Elles peuvent l’utiliser pour acquérir des compétiteurs plus faibles, ou
simplement l’accumuler.
Malgré que Paulson ait demandé publiquement lundi que les banques utilisent
l’argent du gouvernement pour recommencer à prêter, les banquiers ne s’engagent
aucunement à le faire. Thain, de Merrill Lynch, a dit jeudi : « Nous
aurons l’opportunité de remettre en circulation cet argent. Mais, au moins pour
le prochain trimestre, ce sera seulement un coussin. »
Roger Freeman, un analyste chez Barclays Capital, a déclaré : « Je
crois que nous devrons attendre plusieurs trimestres, et non des mois, avant
que l’on ne voit ce capital mis à contribution. »
Malgré cette carte blanche donnée aux banques, il fut jugé nécessaire de
présenter George W. Bush en public vendredi afin de rassurer Wall Street qu’il
n’y avait pas de conditions requises et aucune forme de nationalisation dans le
plan de sauvetage. Parlant devant la Chambre de commerce américaine tôt
vendredi matin (ses commentaires étaient synchronisés pour précéder l’ouverture
des marchés financiers) Bush a vanté le « capitalisme démocratique »
comme étant « le plus grand système jamais conçu ».
« Certains ont vu cette mesure temporaire comme un pas vers la
nationalisation des banques », a-t-il dit. « Ce n’est tout simplement
pas le cas. »
Pour écarter tous doutes, il a spécifié les points clés du plan : « Le
gouvernement ne va pas exercer de contrôle sur une seule des firmes privées.
Les responsables fédéraux n’auront pas un siège autour de la table de la salle
de réunion locale de votre banque. Les actions détenues par le gouvernement
auront un droit de vote qui pourra être utilisé seulement pour protéger les
investissements des contribuables, et non pour diriger les opérations de la firme.

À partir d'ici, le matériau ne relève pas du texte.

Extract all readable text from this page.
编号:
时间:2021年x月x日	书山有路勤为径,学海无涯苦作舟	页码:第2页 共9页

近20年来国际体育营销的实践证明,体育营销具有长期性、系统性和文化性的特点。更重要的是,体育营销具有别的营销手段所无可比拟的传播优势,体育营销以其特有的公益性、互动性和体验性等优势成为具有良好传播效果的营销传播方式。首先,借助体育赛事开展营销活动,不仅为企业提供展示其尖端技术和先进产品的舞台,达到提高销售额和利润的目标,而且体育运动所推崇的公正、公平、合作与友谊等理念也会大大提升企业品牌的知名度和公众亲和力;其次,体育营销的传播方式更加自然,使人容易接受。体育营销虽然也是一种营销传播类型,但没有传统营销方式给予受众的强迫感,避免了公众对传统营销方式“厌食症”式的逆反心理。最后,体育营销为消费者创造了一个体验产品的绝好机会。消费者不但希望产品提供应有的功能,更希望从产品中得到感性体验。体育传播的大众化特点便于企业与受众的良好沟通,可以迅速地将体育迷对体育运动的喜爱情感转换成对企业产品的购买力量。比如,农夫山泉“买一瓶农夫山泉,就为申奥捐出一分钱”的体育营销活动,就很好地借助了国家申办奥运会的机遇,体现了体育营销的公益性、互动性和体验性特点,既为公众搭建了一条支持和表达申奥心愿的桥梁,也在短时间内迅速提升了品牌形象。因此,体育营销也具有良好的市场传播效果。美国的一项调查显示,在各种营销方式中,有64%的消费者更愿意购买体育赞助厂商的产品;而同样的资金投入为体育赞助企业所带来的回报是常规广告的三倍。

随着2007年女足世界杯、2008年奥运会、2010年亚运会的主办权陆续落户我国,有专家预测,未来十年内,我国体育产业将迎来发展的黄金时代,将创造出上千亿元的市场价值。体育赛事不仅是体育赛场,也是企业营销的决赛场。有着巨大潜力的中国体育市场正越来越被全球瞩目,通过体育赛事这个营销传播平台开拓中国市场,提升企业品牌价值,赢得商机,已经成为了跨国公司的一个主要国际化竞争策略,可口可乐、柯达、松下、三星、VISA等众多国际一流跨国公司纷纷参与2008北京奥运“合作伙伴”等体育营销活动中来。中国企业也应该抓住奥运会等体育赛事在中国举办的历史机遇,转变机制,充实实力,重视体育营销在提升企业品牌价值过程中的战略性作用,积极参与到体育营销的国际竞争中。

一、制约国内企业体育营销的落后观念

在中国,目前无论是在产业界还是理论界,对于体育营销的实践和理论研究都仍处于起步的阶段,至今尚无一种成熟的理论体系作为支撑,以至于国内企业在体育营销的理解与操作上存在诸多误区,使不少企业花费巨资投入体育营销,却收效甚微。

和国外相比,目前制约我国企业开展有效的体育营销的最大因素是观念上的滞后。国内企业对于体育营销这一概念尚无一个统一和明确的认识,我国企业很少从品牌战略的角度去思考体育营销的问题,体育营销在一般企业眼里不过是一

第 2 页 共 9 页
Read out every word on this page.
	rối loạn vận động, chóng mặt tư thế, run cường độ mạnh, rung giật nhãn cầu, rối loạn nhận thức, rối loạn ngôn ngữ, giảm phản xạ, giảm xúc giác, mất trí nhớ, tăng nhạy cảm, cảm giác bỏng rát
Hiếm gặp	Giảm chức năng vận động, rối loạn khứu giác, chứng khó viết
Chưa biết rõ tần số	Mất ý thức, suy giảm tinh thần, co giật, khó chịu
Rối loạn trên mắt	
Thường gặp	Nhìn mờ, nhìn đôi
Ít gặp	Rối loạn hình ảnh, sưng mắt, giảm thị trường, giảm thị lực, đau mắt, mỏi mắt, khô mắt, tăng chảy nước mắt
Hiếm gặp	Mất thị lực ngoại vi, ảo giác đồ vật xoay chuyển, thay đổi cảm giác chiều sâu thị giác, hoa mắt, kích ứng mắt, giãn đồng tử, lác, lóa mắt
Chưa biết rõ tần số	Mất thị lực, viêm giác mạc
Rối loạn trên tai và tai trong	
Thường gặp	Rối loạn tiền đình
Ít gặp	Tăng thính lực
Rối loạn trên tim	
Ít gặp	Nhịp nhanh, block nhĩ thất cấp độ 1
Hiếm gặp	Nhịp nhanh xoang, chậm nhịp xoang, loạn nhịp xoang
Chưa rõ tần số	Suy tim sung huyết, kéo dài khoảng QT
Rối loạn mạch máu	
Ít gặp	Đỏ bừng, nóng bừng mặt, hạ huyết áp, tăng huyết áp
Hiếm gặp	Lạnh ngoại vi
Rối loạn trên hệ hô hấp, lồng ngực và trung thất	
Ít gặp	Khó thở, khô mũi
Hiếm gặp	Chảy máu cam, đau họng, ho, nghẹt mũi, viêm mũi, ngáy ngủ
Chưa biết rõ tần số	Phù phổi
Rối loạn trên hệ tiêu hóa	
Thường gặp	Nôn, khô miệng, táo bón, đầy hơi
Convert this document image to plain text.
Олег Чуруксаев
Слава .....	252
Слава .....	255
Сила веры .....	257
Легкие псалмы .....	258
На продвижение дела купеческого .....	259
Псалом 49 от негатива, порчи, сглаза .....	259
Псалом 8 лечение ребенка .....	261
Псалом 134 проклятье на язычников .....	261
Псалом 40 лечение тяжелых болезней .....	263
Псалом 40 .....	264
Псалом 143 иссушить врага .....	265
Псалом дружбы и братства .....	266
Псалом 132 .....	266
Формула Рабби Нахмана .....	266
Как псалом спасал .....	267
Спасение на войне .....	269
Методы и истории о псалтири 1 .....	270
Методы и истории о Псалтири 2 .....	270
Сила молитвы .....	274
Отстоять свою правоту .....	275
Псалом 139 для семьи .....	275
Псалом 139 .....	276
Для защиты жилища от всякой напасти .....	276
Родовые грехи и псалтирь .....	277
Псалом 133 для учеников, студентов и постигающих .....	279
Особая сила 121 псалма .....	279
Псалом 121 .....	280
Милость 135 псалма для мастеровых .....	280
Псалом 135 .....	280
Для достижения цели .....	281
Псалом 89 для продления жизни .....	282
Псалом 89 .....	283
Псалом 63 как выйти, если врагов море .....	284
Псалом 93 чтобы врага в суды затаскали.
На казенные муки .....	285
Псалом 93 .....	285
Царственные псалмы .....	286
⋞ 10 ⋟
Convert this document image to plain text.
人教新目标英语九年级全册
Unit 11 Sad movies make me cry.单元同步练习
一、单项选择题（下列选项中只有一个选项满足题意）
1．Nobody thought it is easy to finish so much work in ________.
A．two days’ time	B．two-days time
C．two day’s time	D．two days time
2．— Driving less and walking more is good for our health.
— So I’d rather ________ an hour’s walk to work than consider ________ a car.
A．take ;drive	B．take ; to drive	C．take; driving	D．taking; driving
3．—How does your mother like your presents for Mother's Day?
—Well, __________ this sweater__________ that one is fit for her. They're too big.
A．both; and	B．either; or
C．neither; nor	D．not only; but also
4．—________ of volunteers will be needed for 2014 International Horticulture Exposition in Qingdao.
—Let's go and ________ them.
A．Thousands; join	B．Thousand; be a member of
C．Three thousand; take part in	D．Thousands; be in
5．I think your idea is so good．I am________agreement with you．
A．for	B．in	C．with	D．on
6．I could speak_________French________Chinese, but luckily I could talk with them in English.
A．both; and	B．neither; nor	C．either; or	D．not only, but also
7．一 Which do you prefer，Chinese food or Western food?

« L’intervention du gouvernement n’est pas une prise en charge par le
gouvernement. Son but n’est pas d’affaiblir le libre marché ; c’est pour
préserver le libre marché. »
Il ajouta : « Nous ne devons pas brouiller la ligne entre le
gouvernement et le secteur privé. Nous ne devons pas supplanter l’objectif du
profit par des objectifs politiques. »
Tous ceux présents ont compris que les « objectifs politiques »
étaient un euphémisme pour l’empiètement sur le profit et la richesse de
l’élite financière pour faire face à la crise sociale à laquelle est confrontée
la classe ouvrière.
(Article original anglais paru le 18 octobre 2008)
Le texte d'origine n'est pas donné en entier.